Petite histoire de la directive bolkestein

Publié le par Hugues

 

Chronologie

 

 

13 janvier 2004. La commission Prodi adopte une proposition de directive relative aux services dans le marché intérieur, élaborée par le très libéral commissaire néerlandais Frits Bolkestein. 

4 juin 2004. À l'appel de syndicats belges et allemands, 8 000 personnes manifestent à Bruxelles contre la proposition de directive.

8 juin 2004. L'Humanité titre « La bombe Bolkestein contre le modèle social » et dévoile le texte du projet de directive en France.

25 novembre 2004. La réunion, à Bruxelles, des ministres chargés des questions de compétitivité se conclut sur un désaccord sur le texte. Les États membres se disent cependant « disposés à travailler sur la base » du principe du pays d'origine.

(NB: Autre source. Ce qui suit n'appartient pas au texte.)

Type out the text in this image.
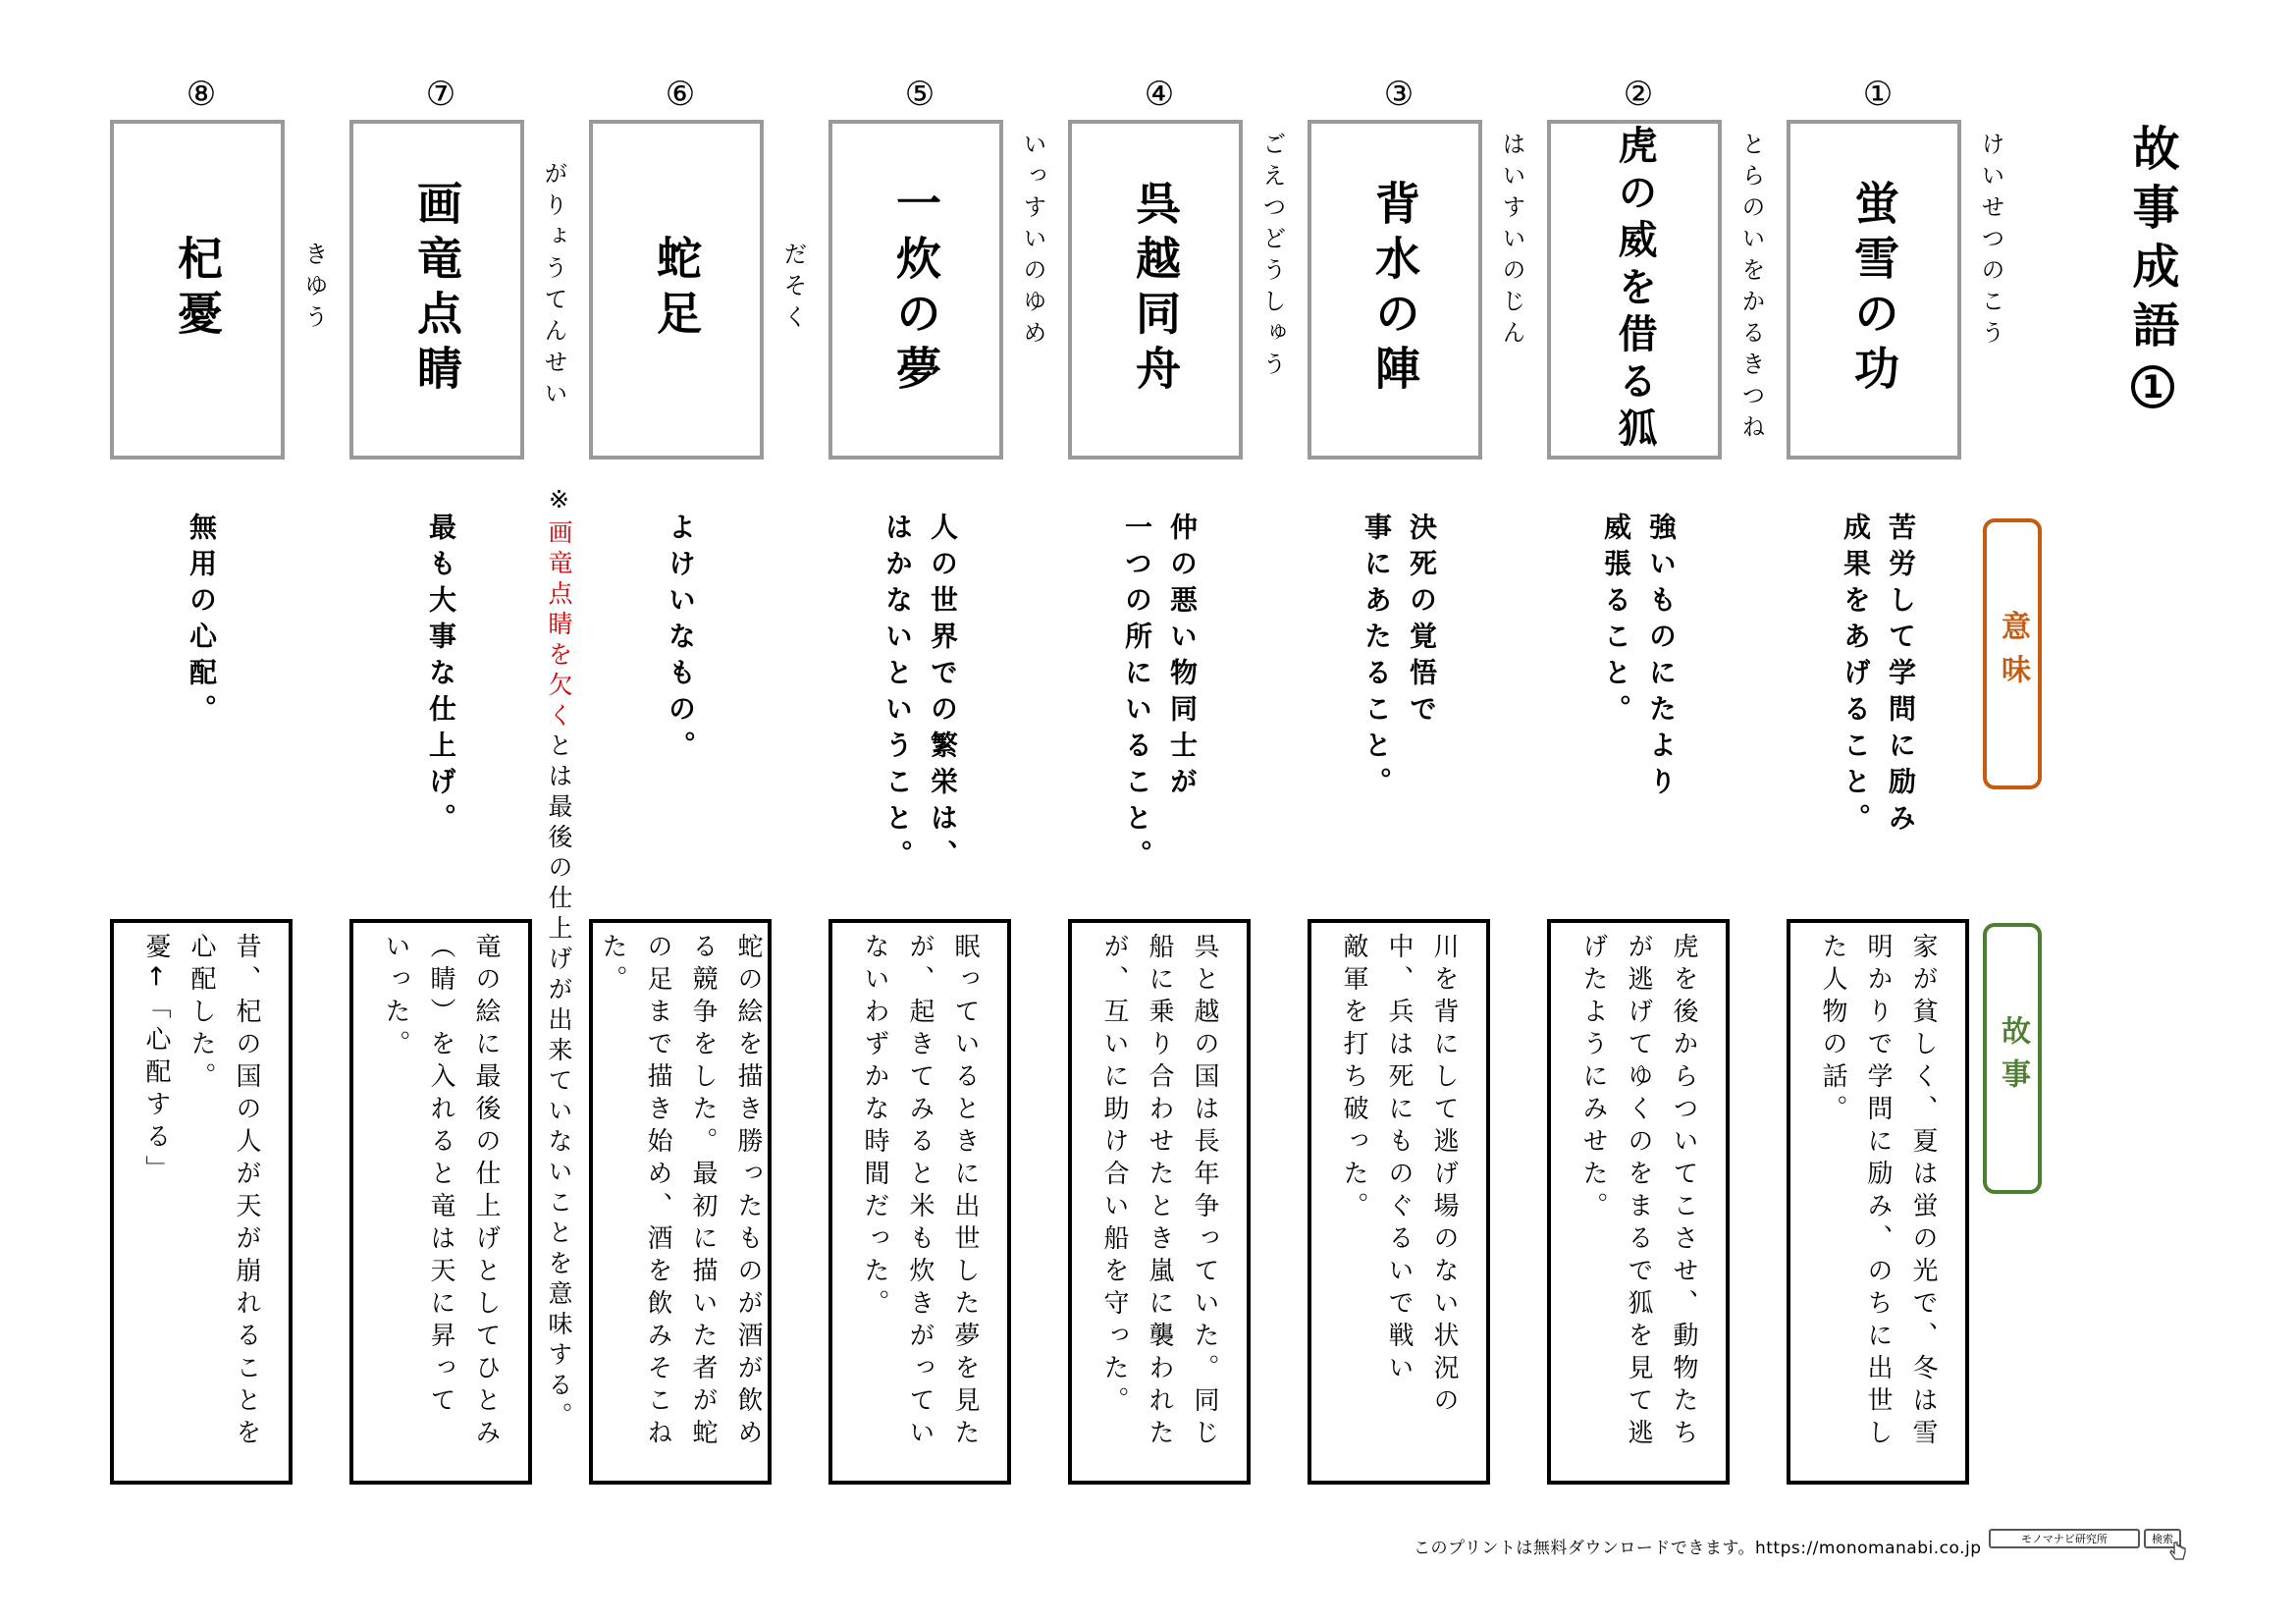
①
蛍雪の功	けいせつのこう
苦労して学問に励み
成果をあげること。
家が貧しく、夏は蛍の光で、冬は雪
明かりで学問に励み、のちに出世し
た人物の話。
②
虎の威を借る狐	とらのいをかるきつね
強いものにたより
威張ること。
虎を後からついてこさせ、動物たち
が逃げてゆくのをまるで狐を見て逃
げたようにみせた。
③
背水の陣	はいすいのじん
決死の覚悟で
事にあたること。
川を背にして逃げ場のない状況の
中、兵は死にものぐるいで戦い
敵軍を打ち破った。
④
呉越同舟	ごえつどうしゅう
仲の悪い物同士が
一つの所にいること。
呉と越の国は長年争っていた。同じ
船に乗り合わせたとき嵐に襲われた
が、互いに助け合い船を守った。
⑤
一炊の夢	いっすいのゆめ
人の世界での繁栄は、
はかないということ。
眠っているときに出世した夢を見た
が、起きてみると米も炊きがってい
ないわずかな時間だった。
⑥
蛇足	だそく
よけいなもの。
蛇の絵を描き勝ったものが酒が飲め
る競争をした。最初に描いた者が蛇
の足まで描き始め、酒を飲みそこね
た。
⑦
画竜点睛	がりょうてんせい
最も大事な仕上げ。
竜の絵に最後の仕上げとしてひとみ
（睛）を入れると竜は天に昇って
いった。
⑧
杞憂	きゆう
無用の心配。
昔、杞の国の人が天が崩れることを
心配した。
憂←「心配する」
※画竜点睛を欠くとは最後の仕上げが出来ていないことを意味する。
故事成語
1
意味
故事
このプリントは無料ダウンロードできます。https://monomanabi.co.jp	モノマナビ研究所	検索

ler décembre 2004. La ministre française déléguée aux Affaires européennes, Claudie Haigneré, assure que la France négociera de manière « ferme mais constructive » la proposition de directive.

19 mars 2005. À l'appel de la Confédération européenne des syndicats, 80 000 salariés manifestent à Bruxelles contre le projet de directive.

22 et 23 mars 2005. Au Conseil européen, Jacques Chirac, sous pression de la montée du « non » à la constitution, réclame une « remise à plat » de la directive et affirme que « ce texte est inacceptable pour la France comme pour d'autres partenaires européens ». La France, déclare-t-il, «exclut» l'idée de maintenir le principe du pays d'origine. 

 

5 et 6 avril 2005. À Paris pour défendre son projet de directive, Frits Bolkestein appelle à le dissocier du débat sur la constitution.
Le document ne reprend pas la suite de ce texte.